Commercial banks from Myanmar will link its counterparts from Ruili and Jie Guo from China for the move starting next year, the sources said.

Bilateral border trade payments were settled in cash during the past decade, it added.

Myanmar has five border trade points with China, namely Muse, Lwejei, Laizar, Chinshwehaw and Kambaiti.

Meanwhile, Myanmar will add one more border trade zone in Yan Lone Chai township of Kokang region, the country's northern Shan State, to facilitate trading between the region and China, earlier report said.

Once the Yan Lone Chai border trade zone is completed, it will help enhance the economic development of Laukkai and the Kokang as a whole as the border trade zone can be accessible by direct road link with Lashio, Kuttkai and Theini townships.

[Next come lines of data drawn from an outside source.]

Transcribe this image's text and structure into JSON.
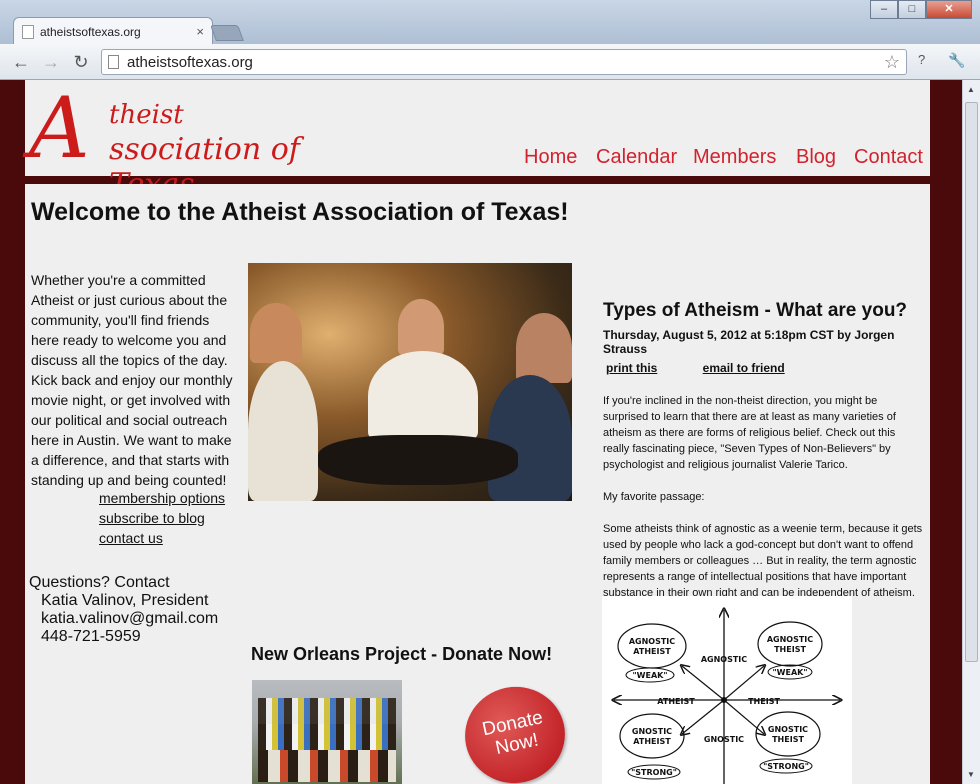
{
  "browser": {
    "tab_title": "atheistsoftexas.org",
    "tab_close": "×",
    "url": "atheistsoftexas.org",
    "window_buttons": {
      "minimize": "–",
      "maximize": "□",
      "close": "✕"
    },
    "toolbar": {
      "back": "←",
      "forward": "→",
      "reload": "↻",
      "star": "☆",
      "page": "?",
      "wrench": "🔧"
    }
  },
  "site": {
    "logo": {
      "initial_a": "A",
      "line1": "theist",
      "initial_second": "A",
      "line2": "ssociation of Texas"
    },
    "nav": [
      "Home",
      "Calendar",
      "Members",
      "Blog",
      "Contact"
    ],
    "colors": {
      "accent": "#cc1b1b",
      "frame": "#4a0a0c",
      "panel": "#efefef"
    }
  },
  "main": {
    "welcome_title": "Welcome to the Atheist Association of Texas!",
    "intro_text": "Whether you're a committed Atheist or just curious about the community, you'll find friends here ready to welcome you and discuss all the topics of the day. Kick back and enjoy our monthly movie night, or get involved with our political and social outreach here in Austin. We want to make a difference, and that starts with standing up and being counted!",
    "links": [
      "membership options",
      "subscribe to blog",
      "contact us"
    ],
    "questions": {
      "heading": "Questions? Contact",
      "name": "Katia Valinov, President",
      "email": "katia.valinov@gmail.com",
      "phone": "448-721-5959"
    },
    "new_orleans_title": "New Orleans Project - Donate Now!",
    "donate_button": {
      "line1": "Donate",
      "line2": "Now!"
    }
  },
  "article": {
    "title": "Types of Atheism - What are you?",
    "byline": "Thursday, August 5, 2012 at 5:18pm CST by Jorgen Strauss",
    "print_link": "print this",
    "email_link": "email to friend",
    "paragraphs": [
      "If you're inclined in the non-theist direction, you might be surprised to learn that there are at least as many varieties of atheism as there are forms of religious belief. Check out this really fascinating piece, \"Seven Types of Non-Believers\" by psychologist and religious journalist Valerie Tarico.",
      "My favorite passage:",
      "Some atheists think of agnostic as a weenie term, because it gets used by people who lack a god-concept but don't want to offend family members or colleagues … But in reality, the term agnostic represents a range of intellectual positions that have important substance in their own right and can be independent of atheism."
    ],
    "diagram_labels": {
      "agnostic_atheist": [
        "AGNOSTIC",
        "ATHEIST"
      ],
      "agnostic_theist": [
        "AGNOSTIC",
        "THEIST"
      ],
      "gnostic_atheist": [
        "GNOSTIC",
        "ATHEIST"
      ],
      "gnostic_theist": [
        "GNOSTIC",
        "THEIST"
      ],
      "weak_left": "\"WEAK\"",
      "weak_right": "\"WEAK\"",
      "strong_left": "\"STRONG\"",
      "strong_right": "\"STRONG\"",
      "axis_top": "AGNOSTIC",
      "axis_bottom": "GNOSTIC",
      "axis_left": "ATHEIST",
      "axis_right": "THEIST"
    }
  }
}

Myanmar-China border trade fair has been held annually and alternately in the two countries' border town of Muse and Ruili since 2001 and the last event was in Muse in December 2008.

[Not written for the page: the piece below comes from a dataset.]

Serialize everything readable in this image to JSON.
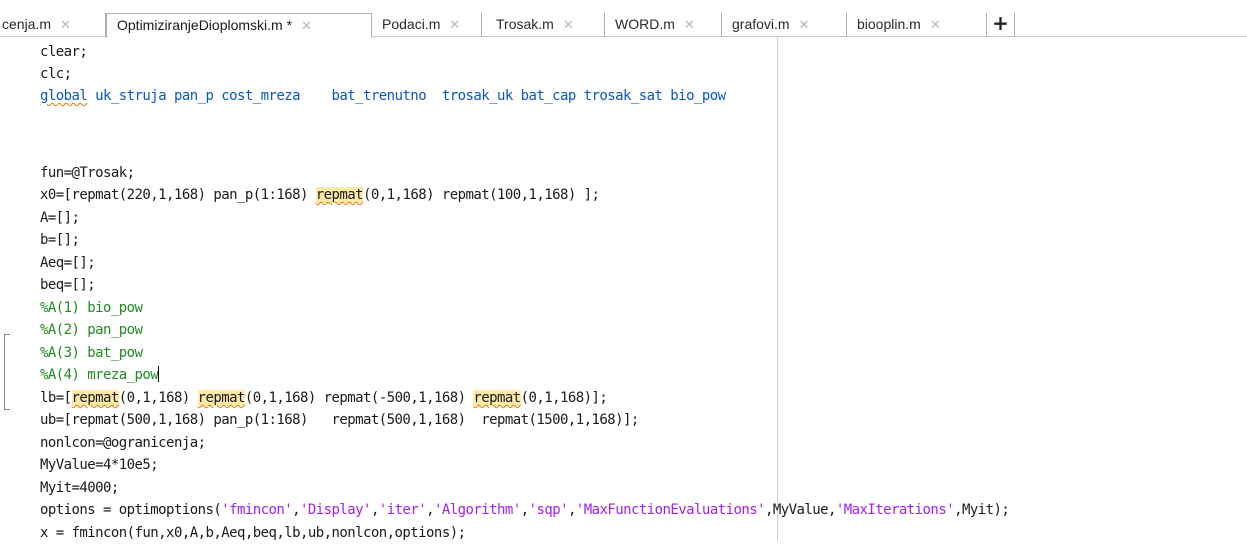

Myanmar exports to China through Muse border trade zone farm produce such as rice, beans and pulses, corn and sesame, fruits such as mango, watermelon and muskmelon, and marine products such as fish, prawn and eel, minerals such as lead and jade, and timber and forest products, while importing from China iron, steel, construction materials, machine and machine tools, computer an accessories, farm implements, fertilizer, raw materials and household utensils.

According to Chinese official statistics, China-Myanmar bilateral trade amounted to 2.626 billion U.S. dollars in 2008, up26.4 percent. Of the total, China's export to Myanmar took 1.978 billion dollars.

Up to the end of 2008, China's contracted investment in Myanmar reached 1.331 billion dollars, of which that in mining, electric power and oil and gas respectively took 866 million dollars, 281 million dollars and 124 million dollars.

China now stands the 4th in Myanmar's foreign investment line-up.